Но это не так, не может быть, чтобы он делал ей больно только тем, что ждал, молча ждал, что она скажет, глядя, как слабо шевелятся ее губы, и вот теперь это должно случиться: она будет умолять, и цветок наслаждения начнет распускаться вместе с ее мольбами, будет биться и плакать в его объятиях, а влажный цветок — распускаться все пышнее, и наслаждение, оттого что она беспомощно бьется в его руках... Бобби входит, приволакивая лапу, и ложится в углу. «Не смотри на меня так», — сказала Мишель, и Пьер ответил: «Я не смотрю», и тогда она сказала — нет, смотришь, а мне неприятно, когда на меня так смотрят, но дальше ничего не успела сказать, потому что теперь уже Пьер вскочил, переводя взгляд с Бобби на свое отражение в зеркале, провел рукой по лицу и, застонав, тяжело, с присвистом дыша, упал на колени перед диваном и спрятал лицо в ладони, судорожно дергаясь и задыхаясь, стараясь сорвать липкую паутину образов, вдруг залепивших ему глаза, нос и уши, как палые листья, облепившие потное лицо.

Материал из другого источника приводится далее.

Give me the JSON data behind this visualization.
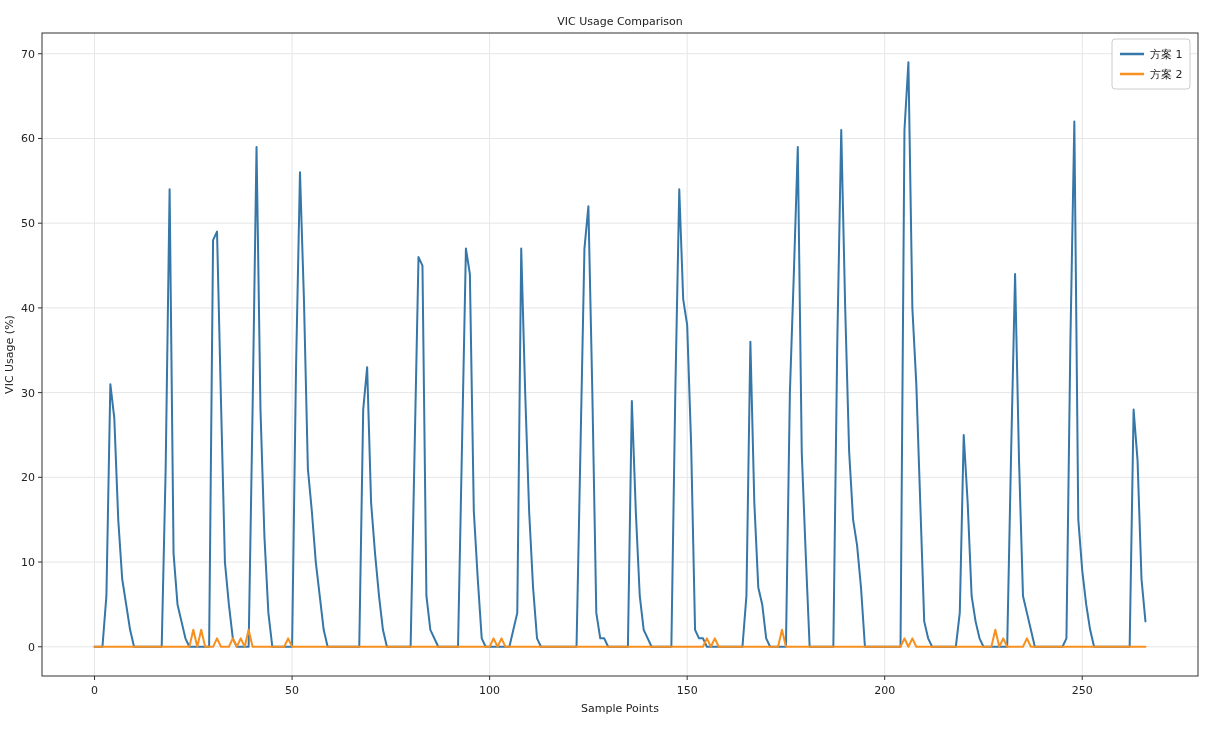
{
  "chart_data": {
    "type": "line",
    "title": "VIC Usage Comparison",
    "xlabel": "Sample Points",
    "ylabel": "VIC Usage (%)",
    "xlim": [
      -13.3,
      279.3
    ],
    "ylim": [
      -3.45,
      72.45
    ],
    "xticks": [
      0,
      50,
      100,
      150,
      200,
      250
    ],
    "yticks": [
      0,
      10,
      20,
      30,
      40,
      50,
      60,
      70
    ],
    "grid": true,
    "legend": "top right",
    "line_style": "solid",
    "series": [
      {
        "name": "方案 1",
        "color": "#3577a8",
        "x": [
          0,
          2,
          3,
          4,
          5,
          6,
          7,
          8,
          9,
          10,
          17,
          18,
          19,
          20,
          21,
          22,
          23,
          24,
          29,
          30,
          31,
          32,
          33,
          34,
          35,
          36,
          39,
          40,
          41,
          42,
          43,
          44,
          45,
          50,
          51,
          52,
          53,
          54,
          55,
          56,
          57,
          58,
          59,
          67,
          68,
          69,
          70,
          71,
          72,
          73,
          74,
          80,
          82,
          83,
          84,
          85,
          87,
          92,
          94,
          95,
          96,
          97,
          98,
          99,
          105,
          107,
          108,
          109,
          110,
          111,
          112,
          113,
          122,
          124,
          125,
          126,
          127,
          128,
          129,
          130,
          135,
          136,
          137,
          138,
          139,
          141,
          146,
          147,
          148,
          149,
          150,
          151,
          152,
          153,
          154,
          155,
          164,
          165,
          166,
          167,
          168,
          169,
          170,
          171,
          175,
          176,
          177,
          178,
          179,
          180,
          181,
          187,
          188,
          189,
          190,
          191,
          192,
          193,
          194,
          195,
          204,
          205,
          206,
          207,
          208,
          209,
          210,
          211,
          212,
          218,
          219,
          220,
          221,
          222,
          223,
          224,
          225,
          231,
          232,
          233,
          234,
          235,
          236,
          237,
          238,
          245,
          246,
          247,
          248,
          249,
          250,
          251,
          252,
          253,
          262,
          263,
          264,
          265,
          266
        ],
        "values": [
          0,
          0,
          6,
          31,
          27,
          15,
          8,
          5,
          2,
          0,
          0,
          21,
          54,
          11,
          5,
          3,
          1,
          0,
          0,
          48,
          49,
          29,
          10,
          5,
          1,
          0,
          0,
          28,
          59,
          28,
          13,
          4,
          0,
          0,
          33,
          56,
          41,
          21,
          16,
          10,
          6,
          2,
          0,
          0,
          28,
          33,
          17,
          11,
          6,
          2,
          0,
          0,
          46,
          45,
          6,
          2,
          0,
          0,
          47,
          44,
          16,
          8,
          1,
          0,
          0,
          4,
          47,
          30,
          16,
          7,
          1,
          0,
          0,
          47,
          52,
          30,
          4,
          1,
          1,
          0,
          0,
          29,
          16,
          6,
          2,
          0,
          0,
          30,
          54,
          41,
          38,
          24,
          2,
          1,
          1,
          0,
          0,
          6,
          36,
          17,
          7,
          5,
          1,
          0,
          0,
          30,
          44,
          59,
          23,
          11,
          0,
          0,
          36,
          61,
          40,
          23,
          15,
          12,
          7,
          0,
          0,
          61,
          69,
          40,
          31,
          17,
          3,
          1,
          0,
          0,
          4,
          25,
          17,
          6,
          3,
          1,
          0,
          0,
          23,
          44,
          22,
          6,
          4,
          2,
          0,
          0,
          1,
          36,
          62,
          15,
          9,
          5,
          2,
          0,
          0,
          28,
          22,
          8,
          3
        ]
      },
      {
        "name": "方案 2",
        "color": "#f7901e",
        "x": [
          0,
          24,
          25,
          26,
          27,
          28,
          30,
          31,
          32,
          34,
          35,
          36,
          37,
          38,
          39,
          40,
          48,
          49,
          50,
          100,
          101,
          102,
          103,
          104,
          154,
          155,
          156,
          157,
          158,
          173,
          174,
          175,
          204,
          205,
          206,
          207,
          208,
          227,
          228,
          229,
          230,
          231,
          235,
          236,
          237,
          266
        ],
        "values": [
          0,
          0,
          2,
          0,
          2,
          0,
          0,
          1,
          0,
          0,
          1,
          0,
          1,
          0,
          2,
          0,
          0,
          1,
          0,
          0,
          1,
          0,
          1,
          0,
          0,
          1,
          0,
          1,
          0,
          0,
          2,
          0,
          0,
          1,
          0,
          1,
          0,
          0,
          2,
          0,
          1,
          0,
          0,
          1,
          0,
          0
        ]
      }
    ]
  }
}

— Пьер, — выговорила Мишель дрожащим голосом.
Он не может сдержать всхлипывающие рыданья, они прорываются сквозь пальцы, то утихая, то вырываясь вновь, загромождая тишину комнаты.
— Пьер, Пьер, — говорит Мишель. — Что случилось, милый, что?
Она медленно гладит его по волосам, протягивает платок, пахнущий землей.
— Прости меня, идиота несчастного. Ты г-г-говорила...
Встав, он тяжело опускается на другой конец дивана и не замечает, как Мишель вдруг снова вся сжалась, как тогда, перед тем как убежать. «Ты г-г-говорила», — повторяет он с усилием, горло перехватило, но что это: Бобби снова рычит, а Мишель встала и медленно, не оборачиваясь, отступает шаг за шагом, отступает, глядя на него в упор, да что же это, почему опять, почему она уходит сейчас, почему. Стука двери он как будто не слышит. Он улыбается, видит свою улыбку в зеркале, улыбается снова, напевает, не разжимая губ, Als alle Knospen sprangen; в доме тихо, и слышно, как щелкает снятая телефонная трубка, как жужжит диск — одна буква, другая, первая, вторая цифра. Пьер стоит, пошатываясь, мелькает смутная мысль о том, что надо бы пойти объясниться с Мишель, но он уже на улице, рядом с мотоциклом. Бобби рычит на крыльце, дом яростным эхом откликается на шум заводимого мотора, первая и — вверх по улице, вторая — в лучах солнца.
— Это был тот же голос, Бабетт. И я вдруг поняла...
— Глупости, — отвечает Бабетт. — Будь он там, он бы тебе задал взбучку.
— Пьер уехал, — говорит Мишель.
— Пожалуй, это лучшее, что он мог сделать.
— Ты не могла бы приехать, Бабетт?
— Зачем! Нет, я, конечно, приеду, но это идиотизм.
— Он заикался, Бабетт, клянусь... Мне не померещилось, помнишь, я говорила, что еще раньше... Все это уже как будто было... Приезжай скорее, по телефону я не могу объяснить... Мотоцикла больше не слышно; уехал, а мне так ужасно тоскливо, он бы меня понял, бедняга, но он тоже как сумасшедший, Бабетт, такой странный.
— Мне казалось, у тебя уже все переболело, — говорит Бабетт наигранно небрежным тоном. — В конце концов, Пьер не дурак — поймет. Я думала, он уже давно все знает.
— Я уже вот-вот хотела ему сказать, хотела и тогда... Бабетт, клянусь, он заикался, а раньше...
— Я помню, но ты преувеличиваешь. Ролану тоже взбредет иногда сделать себе какую-нибудь прическу, но, черт побери, что, ты его из-за этого — не узнаешь?
— Все, уехал, — упавшим голосом повторяет Мишель.
— Вернется, — говорит Бабетт. — Ладно, приготовь что-нибудь вкусненькое для Ролана, он день ото дня жрет все больше.
— Клевета, — говорит Ролан, появляясь в дверях. — Что там с Мишель?
— Поехали, — говорит Бабетт. — Скорее.